Cette rentabilité sera d’autant meilleure que notre modèle économique sera simplifié. Près de deux milliards d’euros (20% des dépenses des généralistes) sont dispersés dans de multiples micmacs techno (CPTS, DAC, APTA…), dont l’impact de la dépense n’est jamais évalué et dont la seule certitude est l’hyper-bureaucratisation engendrée.

Si nous réintégrons cette somme dans la rémunération du soin, la hausse des dépenses liée la revalorisation est autour d’un milliard d’euros sur 5 ans, qui en rapporteront 5 fois plus à l’Assurance maladie.

Enfin, avec cette revalorisation et cette meilleure lisibilité de notre modèle, le rythme des installations augmentera fortement, ce qui comblera les déserts existants. C’est la quantité de médecins installés qui doit résoudre l’équation de la pénurie et non l’épuisement des médecins déjà installés par toujours plus d’actes. Dans un accord gagnant-gagnant, les déserts médicaux seront largement résorbés.

 

L’assurance maladie doit aussi se transformer

 

Pour transformer notre mode d’exercice, il faut que l’assurance maladie soit prête à changer le cap par rapport au passé.
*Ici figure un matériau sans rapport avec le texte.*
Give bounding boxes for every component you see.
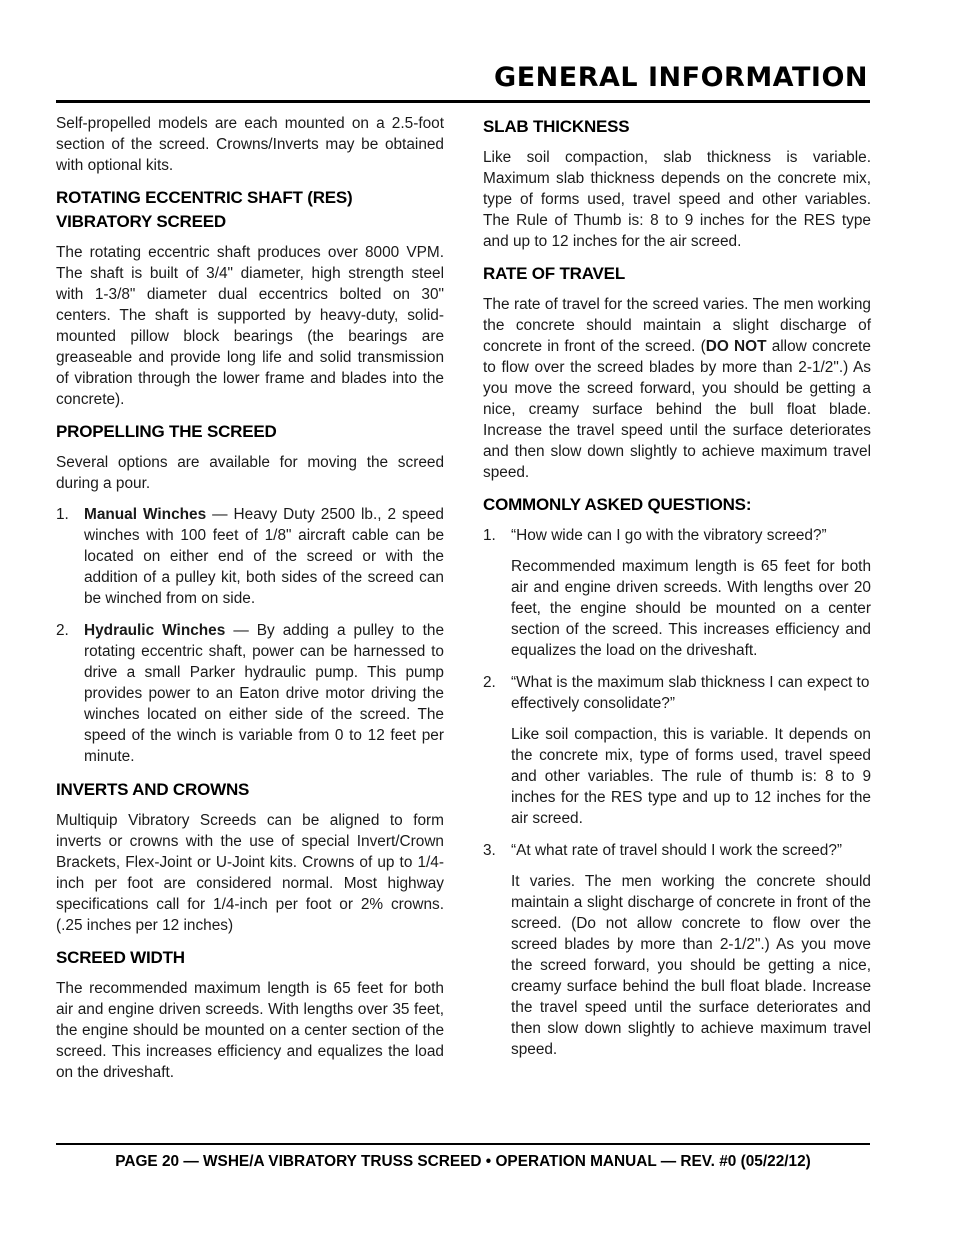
list-item-text [84,620,444,767]
faq-answer: Recommended maximum length is 65 feet for both air and engine driven screeds. With lengths over 20 feet, the engine should be mounted on a center section of the screed. This increases efficiency and equalizes the load on the driveshaft. [511,558,871,659]
faq-heading: COMMONLY ASKED QUESTIONS: [483,495,752,514]
intro-paragraph: Self-propelled models are each mounted on a 2.5-foot section of the screed. Crowns/Inverts may be obtained with optional kits. [56,115,444,174]
rate-text-part-2: allow concrete to flow over the screed blades by more than 2-1/2".) As you move the screed forward, you should be getting a nice, creamy surface behind the bull float blade. Increase the travel speed until the surface deteriorates and then slow down slightly to achieve maximum travel speed. [483,338,871,481]
list-item [56,504,444,609]
faq-answer: It varies. The men working the concrete should maintain a slight discharge of concrete in front of the screed. (Do not allow concrete to flow over the screed blades by more than 2-1/2".) As you move the screed forward, you should be getting a nice, creamy surface behind the bull float blade. Increase the travel speed until the surface deteriorates and then slow down slightly to achieve maximum travel speed. [511,873,871,1058]
propelling-paragraph: Several options are available for moving the screed during a pour. [56,454,444,492]
faq-answer: Like soil compaction, this is variable. It depends on the concrete mix, type of forms used, travel speed and other variables. The rule of thumb is: 8 to 9 inches for the RES type and up to 12 inches for the air screed. [511,726,871,827]
right-column [483,113,871,1071]
left-column [56,113,444,1093]
list-item-body: — By adding a pulley to the rotating eccentric shaft, power can be harnessed to drive a small Parker hydraulic pump. This pump provides power to an Eaton drive motor driving the winches located on either side of the screed. The speed of the winch is variable from 0 to 12 feet per minute. [84,622,444,765]
propelling-options-list [56,504,444,767]
faq-item [483,525,871,661]
screed-width-paragraph: The recommended maximum length is 65 feet for both air and engine driven screeds. With lengths over 35 feet, the engine should be mounted on a center section of the screed. This increases efficiency and equalizes the load on the driveshaft. [56,980,444,1081]
faq-question: “What is the maximum slab thickness I can expect to effectively consolidate?” [511,674,870,712]
list-item [56,620,444,767]
header-rule [56,100,870,103]
faq-number: 2. [483,674,496,691]
list-item-text [84,504,444,609]
list-item-body: — Heavy Duty 2500 lb., 2 speed winches with 100 feet of 1/8" aircraft cable can be located on either end of the screed or with the addition of a pulley kit, both sides of the screed can be winched from on side. [84,506,444,607]
res-heading [56,186,444,234]
list-item-lead: Hydraulic Winches [84,622,226,639]
rate-text-emphasis: DO NOT [705,338,767,355]
res-heading-line-2: VIBRATORY SCREED [56,212,226,231]
res-heading-line-1: ROTATING ECCENTRIC SHAFT (RES) [56,188,353,207]
rate-of-travel-paragraph [483,294,871,483]
list-number: 2. [56,622,69,639]
faq-list [483,525,871,1060]
slab-thickness-paragraph: Like soil compaction, slab thickness is variable. Maximum slab thickness depends on the concrete mix, type of forms used, travel speed and other variables. The Rule of Thumb is: 8 to 9 inches for the RES type and up to 12 inches for the air screed. [483,149,871,250]
res-paragraph: The rotating eccentric shaft produces over 8000 VPM. The shaft is built of 3/4" diameter, high strength steel with 1-3/8" diameter dual eccentrics bolted on 30" centers. The shaft is supported by heavy-duty, solid-mounted pillow block bearings (the bearings are greaseable and provide long life and solid transmission of vibration through the lower frame and blades into the concrete). [56,244,444,408]
faq-number: 1. [483,527,496,544]
slab-thickness-heading: SLAB THICKNESS [483,117,630,136]
faq-item [483,840,871,1060]
list-number: 1. [56,506,69,523]
footer-rule [56,1143,870,1145]
rate-text-part-1: The rate of travel for the screed varies. The men working the concrete should maintain a slight discharge of concrete in front of the screed. ( [483,296,871,355]
propelling-heading: PROPELLING THE SCREED [56,422,277,441]
list-item-lead: Manual Winches [84,506,207,523]
screed-width-heading: SCREED WIDTH [56,948,185,967]
faq-question: “At what rate of travel should I work the screed?” [511,842,843,859]
faq-number: 3. [483,842,496,859]
inverts-paragraph: Multiquip Vibratory Screeds can be aligned to form inverts or crowns with the use of special Invert/Crown Brackets, Flex-Joint or U-Joint kits. Crowns of up to 1/4-inch per foot are considered normal. Most highway specifications call for 1/4-inch per foot or 2% crowns. (.25 inches per 12 inches) [56,812,444,934]
page-title: GENERAL INFORMATION [494,62,868,93]
faq-item [483,672,871,829]
inverts-heading: INVERTS AND CROWNS [56,780,250,799]
faq-question: “How wide can I go with the vibratory screed?” [511,527,827,544]
page-footer: PAGE 20 — WSHE/A VIBRATORY TRUSS SCREED • OPERATION MANUAL — REV. #0 (05/22/12) [115,1153,811,1170]
rate-of-travel-heading: RATE OF TRAVEL [483,264,626,283]
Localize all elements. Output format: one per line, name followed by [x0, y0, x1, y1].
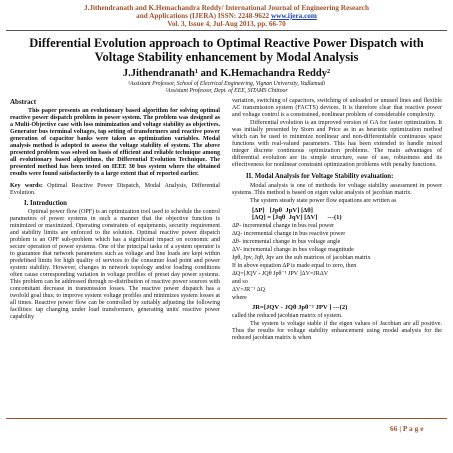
journal-header-line1: J.Jithendranath and K.Hemachandra Reddy/ International Journal of Engineering Research: [84, 4, 369, 12]
definition-delta-theta: Δθ- incremental change in bus voltage angle: [232, 238, 341, 245]
inverse-equation: ΔV=JR⁻¹ ΔQ: [232, 287, 266, 294]
differential-evolution-paragraph: Differential evolution is an improved version of GA for faster optimization. It was initially presented by Storn and Price as in as heuristic optimization method which can be used to minimize nonlinear and non-differentiable continuous space functions with real-valued parameters. This has been extended to handle mixed integer discrete continuous optimization problems. The main advantages of differential evolution are its simple structure, ease of use, robustness and its effectiveness for nonlinear constraint optimization problems with penalty functions.: [232, 120, 442, 169]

Les propos de son directeur général le 30 janvier dans ce média illustrent son conservatisme et son aversion à toute vision nouvelle. Les propos tenus dans cette tribune sont une négation de la notion de dialogue social. Nous le regrettons et attendons du respect et de l’écoute.

Nous souhaitons de vraies négociations, transparentes et sans connivence, entre acteurs responsables et soucieux du bien commun. A ce titre, nous demandons un changement des règles de financement public des syndicats représentatifs. Ce financement doit être déconnecté de la signature de la convention. Des modalités transparentes d’organisation de la négociation avec un accès en amont aux données et un canevas clair des réunions sont à définir.

Enfin, dans cette négociation conventionnelle, l’UFML-S portera avec sagesse, responsabilité et détermination la voie du changement, de la refondation de notre exercice qui s’inscrit dans une refondation de notre système de santé initiée par le Président de la République et portée par le Ministre.

Ne refaisons pas l’erreur du Ségur de l’hôpital dont la doctrine avait été résumée par le Premier Ministre de l’époque dans son discours d’introduction : « on ne change pas de ligne, on accélère » !

Les mêmes causes produiront les mêmes effets en ville qu’à l’hôpital.